Konuşmasında, Türkiye'nin terör örgütleriyle mücadele noktasında, tecrübeler ve yaşadığı diğer krizler ışığında köklü bir yeniden yapılanma sürecinde olduğunu belirten Erdoğan, "bir musibetin, bin nasihatten evla" olduğunu söyledi.

Özellikle güvenlik alanında yürüttükleri çalışmalarla, istihbarat zafiyeti, operasyonel birimlerin koordinasyonu, teknolojik imkanların daha etkin kullanımı gibi konulardaki eksiklikleri, aksaklıkları tamamen ortadan kaldıracaklarına inandığını dile getiren Erdoğan, "Nasıl 15 Temmuz meselesi ülkemizin ve milletimizin bünyesine sızmış FETÖ denilen kanser hücrelerini kesip atmamıza vesile olmuşsa, bu tür eylemler de daha güçlü bir güvenlik yapısı inşa etme sürecimizi hızlandırmaktadır." diye konuştu.

Erdoğan, Diyarbakır, Van ve Elazığ saldırıları başta olmak üzere, son dönemde şehit olan güvenlik görevlilerine ve sivillere Allah'tan rahmet, yakınlarına ve millete başsağlığı, yaralılara ise şifa dileklerini iletti.

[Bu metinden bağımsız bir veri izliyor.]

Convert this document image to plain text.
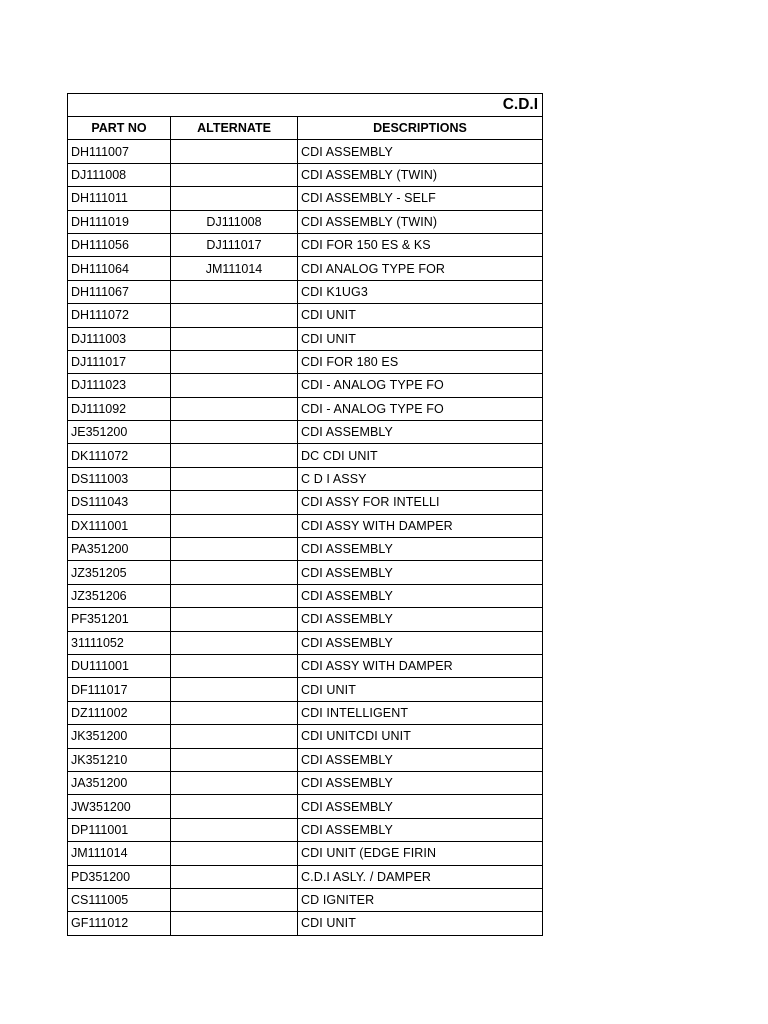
C.D.I		
PART NO	ALTERNATE	DESCRIPTIONS
DH111007		CDI ASSEMBLY
DJ111008		CDI ASSEMBLY (TWIN)
DH111011		CDI ASSEMBLY - SELF
DH111019	DJ111008	CDI ASSEMBLY (TWIN)
DH111056	DJ111017	CDI FOR 150 ES & KS
DH111064	JM111014	CDI ANALOG TYPE FOR
DH111067		CDI K1UG3
DH111072		CDI UNIT
DJ111003		CDI UNIT
DJ111017		CDI FOR 180 ES
DJ111023		CDI - ANALOG TYPE FO
DJ111092		CDI - ANALOG TYPE FO
JE351200		CDI ASSEMBLY
DK111072		DC CDI UNIT
DS111003		C D I ASSY
DS111043		CDI ASSY FOR INTELLI
DX111001		CDI ASSY WITH DAMPER
PA351200		CDI ASSEMBLY
JZ351205		CDI ASSEMBLY
JZ351206		CDI ASSEMBLY
PF351201		CDI ASSEMBLY
31111052		CDI ASSEMBLY
DU111001		CDI ASSY WITH DAMPER
DF111017		CDI UNIT
DZ111002		CDI INTELLIGENT
JK351200		CDI UNITCDI UNIT
JK351210		CDI ASSEMBLY
JA351200		CDI ASSEMBLY
JW351200		CDI ASSEMBLY
DP111001		CDI ASSEMBLY
JM111014		CDI UNIT (EDGE FIRIN
PD351200		C.D.I ASLY. / DAMPER
CS111005		CD IGNITER
GF111012		CDI UNIT
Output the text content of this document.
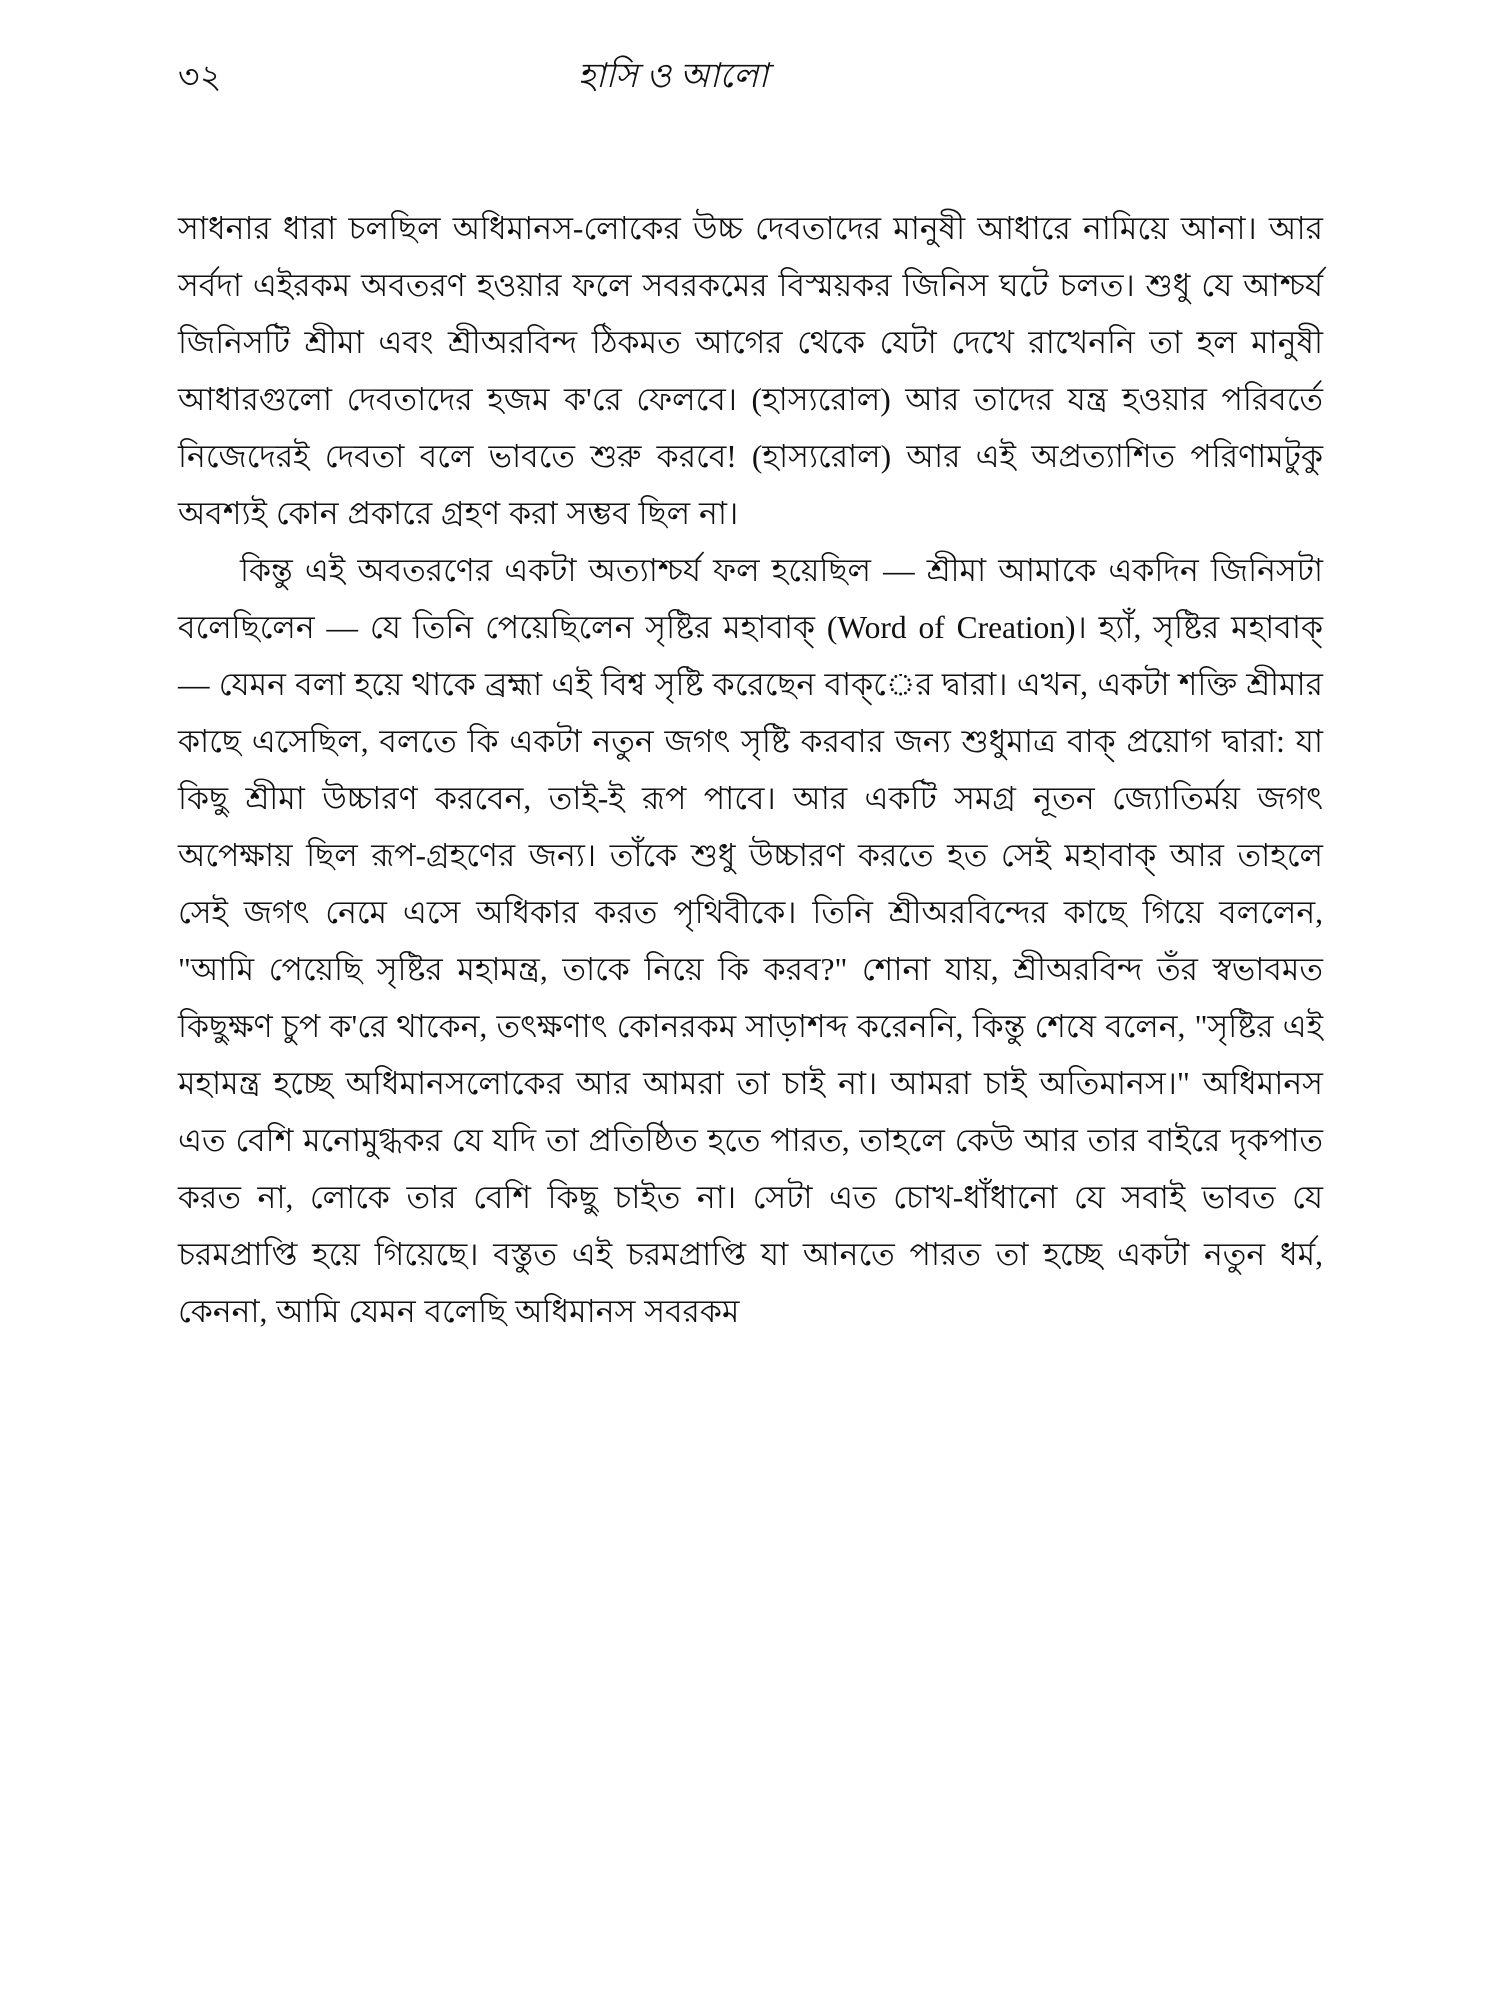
৩২	হাসি ও আলো

সাধনার ধারা চলছিল অধিমানস-লোকের উচ্চ দেবতাদের মানুষী আধারে নামিয়ে আনা। আর সর্বদা এইরকম অবতরণ হওয়ার ফলে সবরকমের বিস্ময়কর জিনিস ঘটে চলত। শুধু যে আশ্চর্য জিনিসটি শ্রীমা এবং শ্রীঅরবিন্দ ঠিকমত আগের থেকে যেটা দেখে রাখেননি তা হল মানুষী আধারগুলো দেবতাদের হজম ক'রে ফেলবে। (হাস্যরোল) আর তাদের যন্ত্র হওয়ার পরিবর্তে নিজেদেরই দেবতা বলে ভাবতে শুরু করবে! (হাস্যরোল) আর এই অপ্রত্যাশিত পরিণামটুকু অবশ্যই কোন প্রকারে গ্রহণ করা সম্ভব ছিল না।

কিন্তু এই অবতরণের একটা অত্যাশ্চর্য ফল হয়েছিল — শ্রীমা আমাকে একদিন জিনিসটা বলেছিলেন — যে তিনি পেয়েছিলেন সৃষ্টির মহাবাক্ (Word of Creation)। হ্যাঁ, সৃষ্টির মহাবাক্ — যেমন বলা হয়ে থাকে ব্রহ্মা এই বিশ্ব সৃষ্টি করেছেন বাক্‌ের দ্বারা। এখন, একটা শক্তি শ্রীমার কাছে এসেছিল, বলতে কি একটা নতুন জগৎ সৃষ্টি করবার জন্য শুধুমাত্র বাক্ প্রয়োগ দ্বারা: যা কিছু শ্রীমা উচ্চারণ করবেন, তাই-ই রূপ পাবে। আর একটি সমগ্র নূতন জ্যোতির্ময় জগৎ অপেক্ষায় ছিল রূপ-গ্রহণের জন্য। তাঁকে শুধু উচ্চারণ করতে হত সেই মহাবাক্ আর তাহলে সেই জগৎ নেমে এসে অধিকার করত পৃথিবীকে। তিনি শ্রীঅরবিন্দের কাছে গিয়ে বললেন, "আমি পেয়েছি সৃষ্টির মহামন্ত্র, তাকে নিয়ে কি করব?" শোনা যায়, শ্রীঅরবিন্দ তঁর স্বভাবমত কিছুক্ষণ চুপ ক'রে থাকেন, তৎক্ষণাৎ কোনরকম সাড়াশব্দ করেননি, কিন্তু শেষে বলেন, "সৃষ্টির এই মহামন্ত্র হচ্ছে অধিমানসলোকের আর আমরা তা চাই না। আমরা চাই অতিমানস।" অধিমানস এত বেশি মনোমুগ্ধকর যে যদি তা প্রতিষ্ঠিত হতে পারত, তাহলে কেউ আর তার বাইরে দৃকপাত করত না, লোকে তার বেশি কিছু চাইত না। সেটা এত চোখ-ধাঁধানো যে সবাই ভাবত যে চরমপ্রাপ্তি হয়ে গিয়েছে। বস্তুত এই চরমপ্রাপ্তি যা আনতে পারত তা হচ্ছে একটা নতুন ধর্ম, কেননা, আমি যেমন বলেছি অধিমানস সবরকম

Türkiye'nin terör örgütleriyle yürüttüğü mücadele ve bölgesel sorunlar konusunda geliştirdiği inisiyatifler yanında, gündemindeki tüm meseleleri takip etmeyi sürdüren bir ülke olduğunu ifade eden Erdoğan, bu çerçevede üzerinde en çok durdukları ve üzüldükleri hususlardan birinin de İslam dünyasının kendi içindeki ihtilafları, sıkıntıları çözemeyişi olduğunu kaydetti.

İslam dünyasında yaşanan çatışmalara bakıldığında, ölenin de öldürenin de Müslüman olduğunun görüldüğüne dikkat çeken Erdoğan, yürek parçalayıcı bu manzara karşısında, kendilerine düşenin birliği, beraberliği, kardeşliği, dayanışmayı güçlendirmek olduğunu vurguladı.

"DÜNYAYA MESAJ VERİLDİ"

İstiklal Marşı şairi Mehmet Akif Ersoy'un "Girmeden tefrika bir millete, düşman giremez/Toplu vurdukça yürekler, onu top sindiremez." dediğini aktaran Erdoğan, şöyle konuştu:

"Tefrikaları bir kenara bırakamadığımız, yüreklerimizi hep birlikte çarptıramadığımız sürece bu acıları yaşamaya devam edeceğiz. Türkiye'nin 15 Temmuz gecesi yaşadığı silahlı darbe girişimi bu bakımdan İslam dünyasının son imtihanı mahiyetindedir. Zira o birlik, o beraberlik öyle zannediyorum ki son asrın değil, belki de asırların en güzel örneğidir. Bir millet ki tankların altına kendisini atabiliyor, bir millet ki F-16'ların yağdırdığı bombalardan yılmıyor, helikopterlerden gelen o mermilere asla aldırmıyor. Allah'ın izniyle bu millet mağlup, yok edilemez. Onun için milletimle iftihar ediyorum ve inanıyorum ki bu ümmet son dönemdeki bu gelişmeyi çok iyi değerlendirmelidir. Bunun üzerinde ısrarla durmalıdır."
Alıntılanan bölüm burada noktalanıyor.